С какой радостью я отрекся бы от своего жизненного пути! Только в моих ли силах было отречься от него, если ошибки, из которых он возник, не были лишь моими ошибками? Кто тогда ошибался, когда к глупой шутке моей открытки отнеслись столь серьезно? Кто ошибался, когда отец Алексея (впрочем, сейчас уже реабилитированный, но оттого не в меньшей мере давно покойник) был арестован и казнен? Эти ошибки были так повседневны и всеобщи, что вовсе не были исключением или «ошибкой» во всем порядке вещей, а напротив, они творили этот порядок вещей. Кто же, выходит, ошибался? Сама история? Божественная и разумная? Но почему, впрочем, это обязательно были ее ошибки? Так представляется лишь моему человеческому разуму, но если история и вправду обладает каким-то собственным разумом, то почему это должен быть разум, взыскующий справедливости, разум, домогающийся людского понимания, разум поучительно-серьезный? А что, если история шутит? И тут я осознал, как бессмысленно желание отречься от своей собственной шутки, если я сам со всей своей жизнью втянут в шутку, гораздо более всеохватную (для меня непостижимую) и совершенно неподвластную.

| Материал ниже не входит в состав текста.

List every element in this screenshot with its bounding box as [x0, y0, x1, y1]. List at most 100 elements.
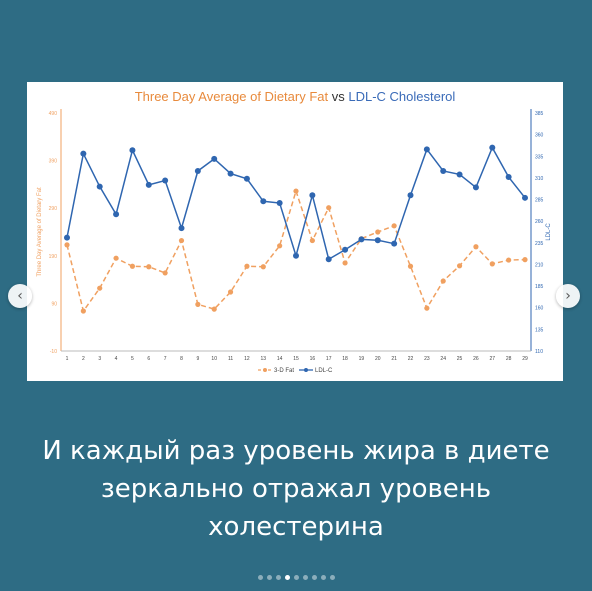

Я увидел на площади (уже затихшей — «Конница королей» объезжала другой конец деревни) прислоненную к стене большую вывеску, сообщающую красными буквами, что сегодня в четыре пополудни в летнем ресторане будет давать концерт капелла с цимбалами. Вывеска была у самой двери в трактир, а поскольку до отъезда автобуса оставалось еще почти два часа и время было обеденное, я вошел внутрь.
Нестерпимо хотелось еще хоть чуточку подойти ближе к пропасти, хотелось нагнуться над парапетом и смотреть в нее, словно сам ее вид должен был принести мне утешение и примирение, словно там, внизу, хотя бы там, внизу, если нигде в другом месте, словно там, внизу, на дне пропасти, мы могли бы наконец обрести друг друга и быть вместе, без всякой путаницы, без дурных людей, без старения, без грусти и навсегда… Я опять перешла в другую комнату, пока я приняла только четыре таблетки, это совсем пустяк, от пропасти еще очень далеко, еще даже ее парапета я не коснулась. Я высыпала на ладонь оставшиеся таблетки. Затем услышала, что кто-то в коридоре открывает дверь, я испугалась, и забросила таблетки в рот, и как сумасшедшая проглотила их, это был огромный ком, я почувствовала, как мучительно распирает пищевод, и хоть я запивала водой — не помогало.
Это был Индра, он спросил, как идет работа, и я вдруг стала совершенно другой, с меня спало смятение, уже не было этого высокого чужого голоса, я смогла сосредоточиться, собраться с мыслями. Послушай, Индра, хорошо, что ты пришел, мне потребуется твоя помощь. Он покраснел, сказал, что всегда сделает для меня все и что рад видеть меня в хорошей форме. Да, мне уже хорошо, только подожди минутку, мне надо кое-что написать, и я села, и взяла бумагу, и начала писать. Людвик, мой самый дорогой, я любила тебя безгранично душой и телом, но мое тело и моя душа не знают теперь, зачем им жить. Прощаюсь с тобой, любя тебя, с Богом, Гелена. Я даже не прочла того, что написала, Индра сидел напротив, смотрел на меня и не знал, что я пишу, я быстро сложила бумагу, хотела сунуть в конверт, но нигде не нашла его, послушай, Индра, нет ли у тебя конверта?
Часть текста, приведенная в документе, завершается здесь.